Taking the ensemble of DC’s Stargirl for what it is, the only real dimming of its light is when you get past the first few episodes and the Injustice Society’s overly heavy-handed and heavy-hitting villains show up to kill the buzz, at least from what I’ve seen. Neil Jackson, Nelson Lee Christopher James Baker and Joy Osmansk are all in fine form as the baddies, but it feels like they belong more in the brooding world of the now concluded Arrow or DC’s Legends of Tomorrow with the more grown-up Stargirl of that CW show.

Talking about killing the buzz, Starz’s Hightown is all about a buzz that at first dose seems to have long since lost its luster. Already streaming on the Starz app before this weekend’s on-air premiere, a Cape Cod-set murder shoots up this sometimes self-consciously gritty dive into sex, drugs and redemption from creator Rebecca Cutter and starring Chicago Fire regular Monica Raymund.

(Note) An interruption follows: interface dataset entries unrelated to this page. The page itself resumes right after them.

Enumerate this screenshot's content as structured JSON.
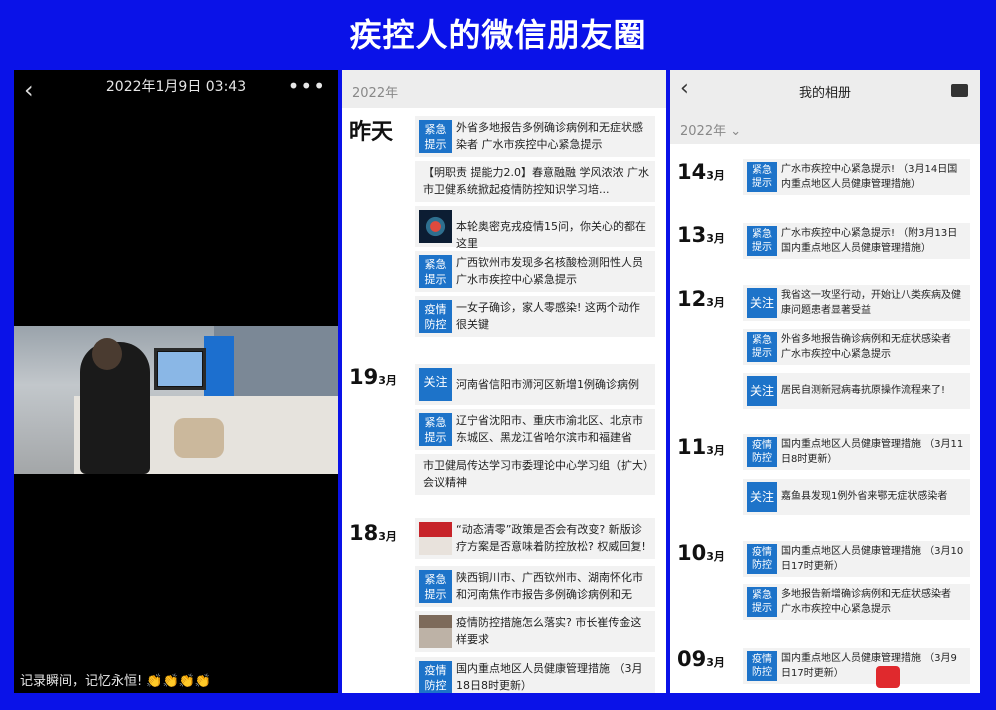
{
  "page_title": "疾控人的微信朋友圈",
  "panel1": {
    "back_icon": "chevron-left-icon",
    "datetime": "2022年1月9日 03:43",
    "more_icon": "ellipsis-icon",
    "caption": "记录瞬间，记忆永恒!",
    "caption_emoji": "👏👏👏👏"
  },
  "panel2": {
    "year": "2022年",
    "groups": [
      {
        "label": "昨天",
        "items": [
          {
            "tag": "紧急\n提示",
            "text": "外省多地报告多例确诊病例和无症状感染者 广水市疾控中心紧急提示"
          },
          {
            "tag": "",
            "text": "【明职责 提能力2.0】春意融融 学风浓浓 广水市卫健系统掀起疫情防控知识学习培..."
          },
          {
            "tag": "",
            "thumb": "virus",
            "text": "本轮奥密克戎疫情15问，你关心的都在这里"
          },
          {
            "tag": "紧急\n提示",
            "text": "广西钦州市发现多名核酸检测阳性人员 广水市疾控中心紧急提示"
          },
          {
            "tag": "疫情\n防控",
            "text": "一女子确诊，家人零感染! 这两个动作很关键"
          }
        ]
      },
      {
        "day": "19",
        "month": "3月",
        "items": [
          {
            "tag": "关注",
            "text": "河南省信阳市浉河区新增1例确诊病例"
          },
          {
            "tag": "紧急\n提示",
            "text": "辽宁省沈阳市、重庆市渝北区、北京市东城区、黑龙江省哈尔滨市和福建省莆..."
          },
          {
            "tag": "",
            "text": "市卫健局传达学习市委理论中心学习组（扩大）会议精神"
          }
        ]
      },
      {
        "day": "18",
        "month": "3月",
        "items": [
          {
            "tag": "",
            "thumb": "meet1",
            "text": "“动态清零”政策是否会有改变? 新版诊疗方案是否意味着防控放松? 权威回复!"
          },
          {
            "tag": "紧急\n提示",
            "text": "陕西铜川市、广西钦州市、湖南怀化市和河南焦作市报告多例确诊病例和无症..."
          },
          {
            "tag": "",
            "thumb": "meet2",
            "text": "疫情防控措施怎么落实? 市长崔传金这样要求"
          },
          {
            "tag": "疫情\n防控",
            "text": "国内重点地区人员健康管理措施 （3月18日8时更新）"
          }
        ]
      }
    ]
  },
  "panel3": {
    "back_icon": "chevron-left-icon",
    "title": "我的相册",
    "message_icon": "message-icon",
    "year": "2022年 ⌄",
    "groups": [
      {
        "day": "14",
        "month": "3月",
        "items": [
          {
            "tag": "紧急\n提示",
            "text": "广水市疾控中心紧急提示! （3月14日国内重点地区人员健康管理措施）"
          }
        ]
      },
      {
        "day": "13",
        "month": "3月",
        "items": [
          {
            "tag": "紧急\n提示",
            "text": "广水市疾控中心紧急提示! （附3月13日国内重点地区人员健康管理措施）"
          }
        ]
      },
      {
        "day": "12",
        "month": "3月",
        "items": [
          {
            "tag": "关注",
            "text": "我省这一攻坚行动，开始让八类疾病及健康问题患者显著受益"
          },
          {
            "tag": "紧急\n提示",
            "text": "外省多地报告确诊病例和无症状感染者 广水市疾控中心紧急提示"
          },
          {
            "tag": "关注",
            "text": "居民自测新冠病毒抗原操作流程来了!"
          }
        ]
      },
      {
        "day": "11",
        "month": "3月",
        "items": [
          {
            "tag": "疫情\n防控",
            "text": "国内重点地区人员健康管理措施 （3月11日8时更新）"
          },
          {
            "tag": "关注",
            "text": "嘉鱼县发现1例外省来鄂无症状感染者"
          }
        ]
      },
      {
        "day": "10",
        "month": "3月",
        "items": [
          {
            "tag": "疫情\n防控",
            "text": "国内重点地区人员健康管理措施 （3月10日17时更新）"
          },
          {
            "tag": "紧急\n提示",
            "text": "多地报告新增确诊病例和无症状感染者 广水市疾控中心紧急提示"
          }
        ]
      },
      {
        "day": "09",
        "month": "3月",
        "items": [
          {
            "tag": "疫情\n防控",
            "text": "国内重点地区人员健康管理措施 （3月9日17时更新）"
          }
        ]
      }
    ]
  },
  "colors": {
    "background": "#0a12e8",
    "tag_blue": "#1d73c9"
  }
}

Strip away the piercing portrayal of Raymund’s inquisitive and strung-out Marine Fisheries Service agent Jackie Quinones’ struggles with illicit substances and recovery, and the gender-bent cop clichés of the series from Cutter, Bruckheimer, Gary Lennon, Jonathan Littman and KristieAnne Reed isn’t addictive TV. Standard mystery plots, corrupt cops, and drug kingpin storyline aside, you actually can’t strip that piercing portrayal away from Hightown, it is successfully the soiled but hard beating heart of the show.

Overall, the ride of Hightown is rocky, but the lows of the opioid epidemic and the hard realities of substance abuse are a high unto themselves, with light at the end of the tunnel.

Still with all that is to be discovered in on the narrative streets of Hightown, the real jewel in the TV crown this week is The Great, which debuted on Hulu earlier today.

Taking well-played liberties with history and based on Oscar nominee Tony McNamara’s 2008 stage satire of the same name, The Great weaves between comedy and drama with an assurance that is underpinned by Fanning’s restrained performance as a young Catherine, who is not yet Great and ruler of all she surveys.

As he did in the 2018 film The Favourite, McNamara plots out the evolution of a young woman at the near center of a royal court pustulating with corruption and decadence. As you can see over the 10 episodes that dropped on the Disney-dominated streamer this morning, The Great isn’t great TV – but it’s no Potemkin village either.

Watching Super 8 alum Fanning arrive in Russia to an arranged marriage with her often stumbling and insecure husband Peter II, played wonderfully on a near-doltish high note by Nicholas Hoult, you know that you’re in for a really good coup treat. Also starring Phoebe Fox, Adam Godley, Gwilym Lee, Charity Wakefield, Douglas Hodge, Sacha Dhawan, Sebastian de Souza, Bayo Gbadamosi and Belinda Bromilow, this series produced by Civic Center Media in association with MRC Television admirably surveys a young woman battling the constraints of gender and the times to set off on her own journey and the destination of ultimate power.

No spoilers, but The Great grabs the best tradition of Apple TV+’s breakout series Dickinson and the best bits of the very good Olivia Colman-led Favourite to show some devilish sense and modern sensibility.

So, check out Hightown this Sunday on Starz, but don’t miss The Great on Hulu. It’s worth a royal binge, and hence is crowned the show you have to watch this week.